Health officials urged Bay Staters on Wednesday to use bug spray outdoors this summer after mosquito samples tested positive for two viruses.

The Department of Public Health said the Eastern equine encephalitis (EEE) virus was detected in mosquito samples collected June 30 in Carver, Massachusetts. DPH's alert comes a day after officials said the Massachusetts State Public Health Laboratory identified West Nile virus (WNV) in two mosquito samples collected June 25 in Quincy.

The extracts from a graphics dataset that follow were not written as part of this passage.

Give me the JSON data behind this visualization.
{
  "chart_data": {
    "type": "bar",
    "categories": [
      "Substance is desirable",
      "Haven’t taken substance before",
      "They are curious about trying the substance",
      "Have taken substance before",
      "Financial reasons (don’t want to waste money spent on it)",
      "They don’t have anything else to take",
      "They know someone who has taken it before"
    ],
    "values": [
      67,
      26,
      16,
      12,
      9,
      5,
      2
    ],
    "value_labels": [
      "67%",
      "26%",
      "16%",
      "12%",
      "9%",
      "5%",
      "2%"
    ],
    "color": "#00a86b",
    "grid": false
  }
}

There have been no human or animal cases of EEE or WNV so far this year, health officials said. Officials said Carver, Kingston, Middleborough, Plymouth, Plympton and Wareham are now at a moderate risk level for EEE.

"The last EEE outbreak cycle in Massachusetts occurred in 2019-2020 and since then, there have been no human cases of EEE reported in the state," DPH Commissioner Dr. Robbie Goldstein said in a statement. "Today’s finding alerts us to the presence of EEE in Massachusetts this year. Combined with yesterday’s announcement of West Nile virus in mosquitoes in Massachusetts, we are asking everyone to take the necessary precautions to prevent mosquito bites. We recommend that people use mosquito repellent when they are spending time outdoors so they can celebrate the July 4th holiday and enjoy the rest of the summer without being bitten.

Officials described EEE as a "rare but serious and potentially fatal disease." The virus claimed six lives here in 2019 and one life in 2020.

People ages 50 and older are at greater risk of severe disease from WNV, officials said. Virus symptoms include fever and flu-like illnesses.

DPH advised people to consider rescheduling their outdoor activities during peak mosquito hours, which span dusk to dawn, as well as to wear clothing like long sleeves and long pants to reduce mosquito bites.

"EEE activity in Massachusetts tends to occur in outbreak cycles," State Epidemiologist Catherine Brown said. "When EEE is found in mosquitoes like this at the start of the season, the risk may increase throughout the rest of the summer."